A Justiça de São José do Rio Preto condenou seis pessoas pelo furto milionário ocorrido em maio de 2022 na Joalheria Cristovam, localizada na região da Redentora. O grupo foi responsabilizado pela subtração de 175 peças avaliadas em R$ 1,55 milhão, após invadir o local durante a madrugada utilizando escalada e rompimento de obstáculos. Nenhum dos itens foi recuperado.
A sentença, assinada pelo juiz Vinícius Nunes Abbud, da 1ª Vara Criminal, descreve o caso como “uma ação planejada, meticulosa e executada com conhecimento técnico”, rejeitando os pedidos de absolvição das defesas. Segundo o magistrado, os réus agiram de forma coordenada, demonstrando “destreza e sofisticação incomuns em crimes patrimoniais”.
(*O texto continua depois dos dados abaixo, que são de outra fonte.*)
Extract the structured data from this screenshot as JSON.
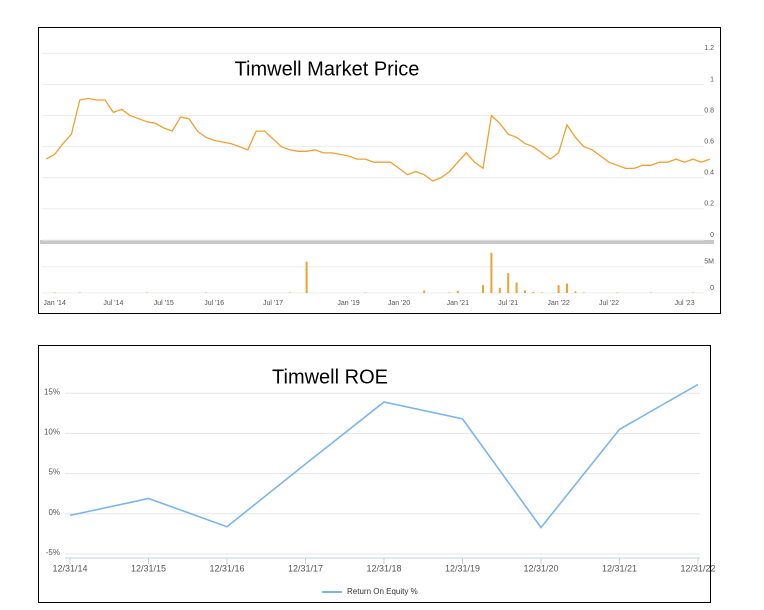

De acordo com a decisão, os criminosos agiram entre a meia-noite e as cinco da manhã do dia 14 de maio de 2022. Eles escalaram o muro e o telhado da loja, entraram por uma sacada e arrombaram portas internas e o cofre. O laudo pericial apontou que o grupo retirou fios e tomadas para tentar desativar alarmes e câmeras.
Imagens de segurança e registros de celulares colocaram Edivan Evangelista de Araújo, Élio Bueno Junior, Gelson Sadan Moreira da Luz, Rosângela Alves Chagas, Mayara Aparecida Gonçalves Gimenez e Fábio Luiz Lazari de Oliveira na cena do crime. Um sétimo investigado, Arthur Ortega Arsa, também apontado como participante, morreu antes da sentença, levando à extinção de sua punibilidade.
A investigação da DEIC de São José do Rio Preto revelou que o grupo utilizou dois veículos alugados — uma Fiat Toro e um Chevrolet Onix – para transportar as joias. As locações foram feitas por Rosângela e Gelson, a pedido de outros integrantes da quadrilha. Mensagens e ligações telefônicas reforçaram o vínculo entre os acusados.
Uma testemunha relatou ter ouvido Arthur confessar o crime em um bar, e uma busca em sua residência resultou na apreensão de R$ 4 mil em espécie e munições calibre .22, reforçando a conexão entre os envolvidos.
As condenações
O juiz fixou penas proporcionais ao envolvimento de cada um:
Edivan Evangelista de Araújo, Élio Bueno Junior, Gelson Sadan Moreira da Luz e Fábio Luiz Lazari de Oliveira foram condenados a 3 anos e 6 meses de prisão em regime fechado, além de 17 dias-multa.
Rosângela Alves Chagas e Mayara Aparecida Gonçalves Gimenez receberam a mesma pena, mas em regime inicial semiaberto, com direito de recorrer em liberdade.
Arthur Ortega Arsa teve o processo extinto devido ao falecimento antes da sentença.
Segundo o juiz, o crime causou prejuízo expressivo e irreversível ao comerciante Valdir Willians Cristovam, dono da joalheria. “Nenhuma das peças foi recuperada”, destacou o magistrado.
“Crime com estrutura e frieza”
Na decisão, Abbud classificou a ação como “uma empreitada criminosa complexa e premeditada”, com uso de tecnologia e divisão de tarefas.
“Toda a ação denotou exímia destreza, além de considerável conhecimento técnico”, escreveu o juiz, ao justificar o regime fechado e a impossibilidade de substituição da pena por medidas alternativas.
O caso encerra um dos maiores furtos já registrados em estabelecimentos de luxo de São José do Rio Preto, com todos os principais acusados agora condenados – e nenhuma das joias, até hoje, localizada.